Teaching | Michaël Soumm

Teaching Assistant of Deep Learning: Models and Optimization

ENSAE Paris, Palaiseau, France
Teacher: Marco Cuturi

Introductory course to Deep Learning in Practice, with practical sessions in Pytorch.

Program

Elementary blocks from signal processing and statistics: spatial and temporal convolutions, activation functions, compositions
Automatic differentiation: gradients, jacobians
Review of a few famous nets for vision applications: AlexNet, Resnet,…
Stochastic optimization of parameters for non-convex problems (RMSprop, ADAM etc..)
Theory: convex models for simple two-layer perceptrons; network structure optimization
Recurrent networks and the vanishing gradient problem, LSTM, memory and attention mechanisms
Deep networks in action: GANs and VAEs
Applications to structured data: graph NN

Winter 2023

Teaching Assistant of NLP

ENSAE Paris, Palaiseau, France
Teacher: Pierre Colombo

Introductory course to NLP, with practical sessions in Pytorch and HuggingFace.

Program

Courses:

The Basics of NLP: This session introduces what is NLP, why it is challenging and how we approach any NLP problem.
Representing text into vectors: This lecture covers representation learning techniques for Natural Language Processing.
Deep Learning Methods for NLP: This lecture presents Deep Learning techniques used in NLP. We cover the design and training principles.
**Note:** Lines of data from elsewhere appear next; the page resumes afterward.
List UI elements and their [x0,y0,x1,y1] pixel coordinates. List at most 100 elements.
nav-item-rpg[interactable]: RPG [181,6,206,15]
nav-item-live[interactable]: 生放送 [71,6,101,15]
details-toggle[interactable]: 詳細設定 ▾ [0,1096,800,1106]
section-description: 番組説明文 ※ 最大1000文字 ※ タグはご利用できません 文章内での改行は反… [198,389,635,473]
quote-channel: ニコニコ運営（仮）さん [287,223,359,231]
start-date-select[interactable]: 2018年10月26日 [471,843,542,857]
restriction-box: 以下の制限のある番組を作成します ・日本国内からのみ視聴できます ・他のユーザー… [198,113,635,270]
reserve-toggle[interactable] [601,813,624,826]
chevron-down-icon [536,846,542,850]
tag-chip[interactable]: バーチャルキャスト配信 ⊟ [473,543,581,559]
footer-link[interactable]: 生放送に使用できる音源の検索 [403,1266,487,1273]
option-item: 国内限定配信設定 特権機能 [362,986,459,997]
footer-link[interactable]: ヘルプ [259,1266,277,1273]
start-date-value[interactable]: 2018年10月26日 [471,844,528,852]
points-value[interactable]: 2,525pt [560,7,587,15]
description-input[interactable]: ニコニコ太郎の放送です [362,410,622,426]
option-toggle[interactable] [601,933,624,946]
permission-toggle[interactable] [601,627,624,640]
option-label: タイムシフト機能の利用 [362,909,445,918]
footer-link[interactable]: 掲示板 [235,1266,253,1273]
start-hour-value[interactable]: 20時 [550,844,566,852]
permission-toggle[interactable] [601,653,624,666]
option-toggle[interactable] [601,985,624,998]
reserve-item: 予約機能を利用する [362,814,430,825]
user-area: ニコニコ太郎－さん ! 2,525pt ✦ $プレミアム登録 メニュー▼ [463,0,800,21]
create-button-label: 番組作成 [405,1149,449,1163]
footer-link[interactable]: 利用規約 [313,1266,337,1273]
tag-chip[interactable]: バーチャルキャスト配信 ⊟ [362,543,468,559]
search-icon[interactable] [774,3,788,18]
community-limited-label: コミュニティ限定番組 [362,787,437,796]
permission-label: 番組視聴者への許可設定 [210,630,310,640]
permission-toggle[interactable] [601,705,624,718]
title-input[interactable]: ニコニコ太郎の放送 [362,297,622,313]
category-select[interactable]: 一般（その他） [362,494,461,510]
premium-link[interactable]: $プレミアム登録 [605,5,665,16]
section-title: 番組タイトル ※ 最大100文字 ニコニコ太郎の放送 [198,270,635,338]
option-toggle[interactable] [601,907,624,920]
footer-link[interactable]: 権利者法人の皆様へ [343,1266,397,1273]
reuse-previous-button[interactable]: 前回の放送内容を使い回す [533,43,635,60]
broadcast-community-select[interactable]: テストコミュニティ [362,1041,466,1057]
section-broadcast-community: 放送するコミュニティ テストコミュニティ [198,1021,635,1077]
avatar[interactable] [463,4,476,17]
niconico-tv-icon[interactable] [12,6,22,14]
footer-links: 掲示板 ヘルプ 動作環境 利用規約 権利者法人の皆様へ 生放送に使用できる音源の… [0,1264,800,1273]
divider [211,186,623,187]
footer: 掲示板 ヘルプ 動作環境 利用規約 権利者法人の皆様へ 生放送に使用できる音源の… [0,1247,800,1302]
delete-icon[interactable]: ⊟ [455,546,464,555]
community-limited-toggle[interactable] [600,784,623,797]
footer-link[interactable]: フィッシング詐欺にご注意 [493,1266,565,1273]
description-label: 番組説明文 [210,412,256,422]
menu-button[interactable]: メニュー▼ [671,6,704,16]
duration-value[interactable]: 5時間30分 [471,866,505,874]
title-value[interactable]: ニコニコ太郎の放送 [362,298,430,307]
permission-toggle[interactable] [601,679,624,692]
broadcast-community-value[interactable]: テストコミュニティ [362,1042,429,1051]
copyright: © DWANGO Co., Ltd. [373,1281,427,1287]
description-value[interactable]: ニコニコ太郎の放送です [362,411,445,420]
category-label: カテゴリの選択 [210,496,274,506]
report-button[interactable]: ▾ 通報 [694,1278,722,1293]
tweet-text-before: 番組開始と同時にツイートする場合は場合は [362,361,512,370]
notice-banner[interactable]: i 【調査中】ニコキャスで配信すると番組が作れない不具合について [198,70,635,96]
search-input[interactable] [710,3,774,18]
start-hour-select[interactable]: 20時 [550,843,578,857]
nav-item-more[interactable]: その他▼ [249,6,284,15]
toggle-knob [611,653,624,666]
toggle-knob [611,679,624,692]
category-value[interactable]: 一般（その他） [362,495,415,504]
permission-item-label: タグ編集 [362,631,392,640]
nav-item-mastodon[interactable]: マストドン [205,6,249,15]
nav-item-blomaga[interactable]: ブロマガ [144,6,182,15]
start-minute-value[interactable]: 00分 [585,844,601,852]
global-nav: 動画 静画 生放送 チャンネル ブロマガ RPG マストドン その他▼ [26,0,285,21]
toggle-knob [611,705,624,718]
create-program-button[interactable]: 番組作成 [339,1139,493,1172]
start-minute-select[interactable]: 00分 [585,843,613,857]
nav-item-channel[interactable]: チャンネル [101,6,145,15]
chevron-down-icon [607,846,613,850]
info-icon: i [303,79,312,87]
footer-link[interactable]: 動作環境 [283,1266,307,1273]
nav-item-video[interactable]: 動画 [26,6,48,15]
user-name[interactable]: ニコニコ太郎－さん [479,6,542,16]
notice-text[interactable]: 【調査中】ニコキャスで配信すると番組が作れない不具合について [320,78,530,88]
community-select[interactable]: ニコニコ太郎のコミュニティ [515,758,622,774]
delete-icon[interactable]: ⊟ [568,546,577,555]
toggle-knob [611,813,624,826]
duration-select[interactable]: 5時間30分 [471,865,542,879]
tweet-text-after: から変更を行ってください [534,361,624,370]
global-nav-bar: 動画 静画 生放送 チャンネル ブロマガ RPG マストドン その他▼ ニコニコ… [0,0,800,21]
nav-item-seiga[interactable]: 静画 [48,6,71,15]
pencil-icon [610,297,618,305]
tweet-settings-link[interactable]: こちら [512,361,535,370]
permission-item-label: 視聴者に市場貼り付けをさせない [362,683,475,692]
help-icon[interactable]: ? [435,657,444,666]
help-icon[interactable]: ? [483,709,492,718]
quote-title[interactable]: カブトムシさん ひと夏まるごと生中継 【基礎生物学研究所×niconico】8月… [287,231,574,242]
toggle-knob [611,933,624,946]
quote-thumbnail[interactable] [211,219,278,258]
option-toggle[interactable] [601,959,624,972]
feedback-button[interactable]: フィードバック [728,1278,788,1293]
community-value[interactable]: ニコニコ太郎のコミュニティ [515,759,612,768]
We present the Multi-Layer-Perceptron (MLP), Recurrent Architectures (RNN and LSTM) and the transformer architecture.
Language Modeling: This lecture introduces language modeling.
Sequence Labeling & Classification: Sequence Labeling & Classification with Deep Learning models such as RNN-based models and transformers.
Sequence Generation: Sequence Generation using Encoder-Decoders.

Labs:

Introduction to textual data with Python: This lab introduces basics processing operations required for any NLP experiments. After introducing preprocessing tools for data cleaning and tokenization, we compute some descriptive statistics on textual data.
Word Embeddings and their evaluation: This lab explores representation learning techniques for words and documents. It explores models like tf-idf and Word2vec and develop quantitative and qualtiative evaluation methods.
Sequence Labeling and Sequence Classification with Deep Learning Models: This lab implements, trains and evaluates sequence classification and labeling models based on Recurrent Neural Networks and transformer deep-learning architecture.
Machine Translation: This lab introduces basics processing operations required for any NLP experiments. After introducing preprocessing tools for data cleaning and tokenization, we compute some descriptive statistics on textual data.

Autumn 2022

Teaching Assistant of Statistics 1

ENSAE Paris, Palaiseau, France
Teacher: Arnak S. Dalalyan

This course presents the theoretical bases of statistical modelling, essentially in a parametric framework. Preference is given to the inferential approach, and we deal primarily with parameter estimation methods and their properties, particularly in terms of optimality (asymptotic or finite distance). The theory of hypothesis testing will also be examined.

Program

General principles: The aims of statistics, the various approaches (inferential, Bayesian). Types of statistical models (parametric, semi- and non-parametric). Sampling, information given by a sample (Fisher, Kullback), statistics (exhaustive, free), exponential models.
Estimation: Estimation problem. Decision-making approach: admissibility. Eliminating estimation bias: optimality, Cramér-Rao bound, efficiency. Asymptotic estimation: maximum likelihood, moments method, asymptotic efficiency. Bayesian estimation: Bayes’ formula, Bayes estimator, subjective and objective approaches.
Hypothesis testing: Neyman-Pearson approach (confidence region, power, level, risks). Simple tests, Neyman-Pearson lemma. Student’s t-test. Asymptotic tests (Wald, Score, likelihood ratio). Goodness-of-fit tests (chi-squared, K-S).
Resampling techniques: Bootstrap, permutation tests.